In 2012, Lam Nguyen, who was a member of the first incoming class and one of the first graduates to receive a college degree, was hired by the school as a math teacher. Nguyen says that when he was young, he went to a school for hearing children and was told he probably couldn’t go to junior high because his grades were bad. This was in 2000, just when the project was starting up, Nguyen enrolled in the new school at the center, and his grades improved dramatically. By the time he graduated from junior high school, he ranked first in the province on the standardized test. “I decided I wanted to be a teacher because of my experiences at this school. I wanted to be able to help students have the same chance to find out that studying is fun.”
One of the students in the college course says she has lived apart from her family in the dormitory since starting junior high but is very happy with her situation. “Back at home, I wasn’t able to use sign language and didn’t have any friends. I love it here, because we can speak to our heart’s content.
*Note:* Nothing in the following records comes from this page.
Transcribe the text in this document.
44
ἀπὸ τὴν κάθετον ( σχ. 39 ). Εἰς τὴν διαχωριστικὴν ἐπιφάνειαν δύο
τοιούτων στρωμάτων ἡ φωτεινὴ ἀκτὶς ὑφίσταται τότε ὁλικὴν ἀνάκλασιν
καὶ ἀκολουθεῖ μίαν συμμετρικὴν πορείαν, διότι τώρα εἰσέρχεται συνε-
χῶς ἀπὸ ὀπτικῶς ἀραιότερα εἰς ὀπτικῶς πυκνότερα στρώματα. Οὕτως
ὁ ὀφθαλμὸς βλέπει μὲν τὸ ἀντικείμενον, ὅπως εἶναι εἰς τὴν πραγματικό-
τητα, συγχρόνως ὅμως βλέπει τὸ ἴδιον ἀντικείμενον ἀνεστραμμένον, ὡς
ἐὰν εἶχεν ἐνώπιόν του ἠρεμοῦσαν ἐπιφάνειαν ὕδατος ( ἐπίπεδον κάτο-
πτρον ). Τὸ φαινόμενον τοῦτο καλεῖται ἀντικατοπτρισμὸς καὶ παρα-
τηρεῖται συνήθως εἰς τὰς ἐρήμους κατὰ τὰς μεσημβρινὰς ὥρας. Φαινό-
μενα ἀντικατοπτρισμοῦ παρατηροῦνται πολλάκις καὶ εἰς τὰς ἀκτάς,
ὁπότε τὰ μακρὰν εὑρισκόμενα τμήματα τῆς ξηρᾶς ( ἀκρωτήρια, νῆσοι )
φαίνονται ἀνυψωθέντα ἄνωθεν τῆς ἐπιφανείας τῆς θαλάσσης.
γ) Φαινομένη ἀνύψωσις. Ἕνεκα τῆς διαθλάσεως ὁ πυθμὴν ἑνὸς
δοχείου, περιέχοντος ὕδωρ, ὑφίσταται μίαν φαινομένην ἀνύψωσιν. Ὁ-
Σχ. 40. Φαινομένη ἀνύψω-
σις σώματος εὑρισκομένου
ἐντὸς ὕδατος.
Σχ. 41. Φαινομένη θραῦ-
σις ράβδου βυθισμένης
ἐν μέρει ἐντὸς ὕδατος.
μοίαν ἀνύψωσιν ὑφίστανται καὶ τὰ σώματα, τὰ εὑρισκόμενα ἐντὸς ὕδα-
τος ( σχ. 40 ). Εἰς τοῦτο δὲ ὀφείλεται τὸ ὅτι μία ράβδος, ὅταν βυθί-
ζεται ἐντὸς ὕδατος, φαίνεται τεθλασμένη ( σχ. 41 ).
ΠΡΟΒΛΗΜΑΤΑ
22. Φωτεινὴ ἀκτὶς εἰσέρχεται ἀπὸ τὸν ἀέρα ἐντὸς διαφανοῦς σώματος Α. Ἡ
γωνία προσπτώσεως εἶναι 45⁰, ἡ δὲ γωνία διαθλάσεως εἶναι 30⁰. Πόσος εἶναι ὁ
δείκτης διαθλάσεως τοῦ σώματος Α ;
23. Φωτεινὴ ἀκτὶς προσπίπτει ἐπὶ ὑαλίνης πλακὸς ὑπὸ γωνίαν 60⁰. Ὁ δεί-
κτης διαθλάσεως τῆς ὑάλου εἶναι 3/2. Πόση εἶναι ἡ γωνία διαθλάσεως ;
Studying is a lot more fun, too.”
Many schools for the deaf provide students with hearing aids and continue instructing them in spoken language and require them to read lips. And some sign language schools have had to shut down because they were unable to get funding from the local government.
Hoa nonetheless believes it’s only a matter of time before the idea that sign language is a primary language takes root. This is because almost all of the graduates of the center’s high school have continued their education, with the aim of getting a teacher’s license. Currently, eight people are enrolled in the college course. They come from all parts of the country. When asked what they dream of doing in the future, all seven give the same answer: go back home and work as a teacher there.
The hope they gained from classes taught in sign language is the message they want to bring to deaf children back home.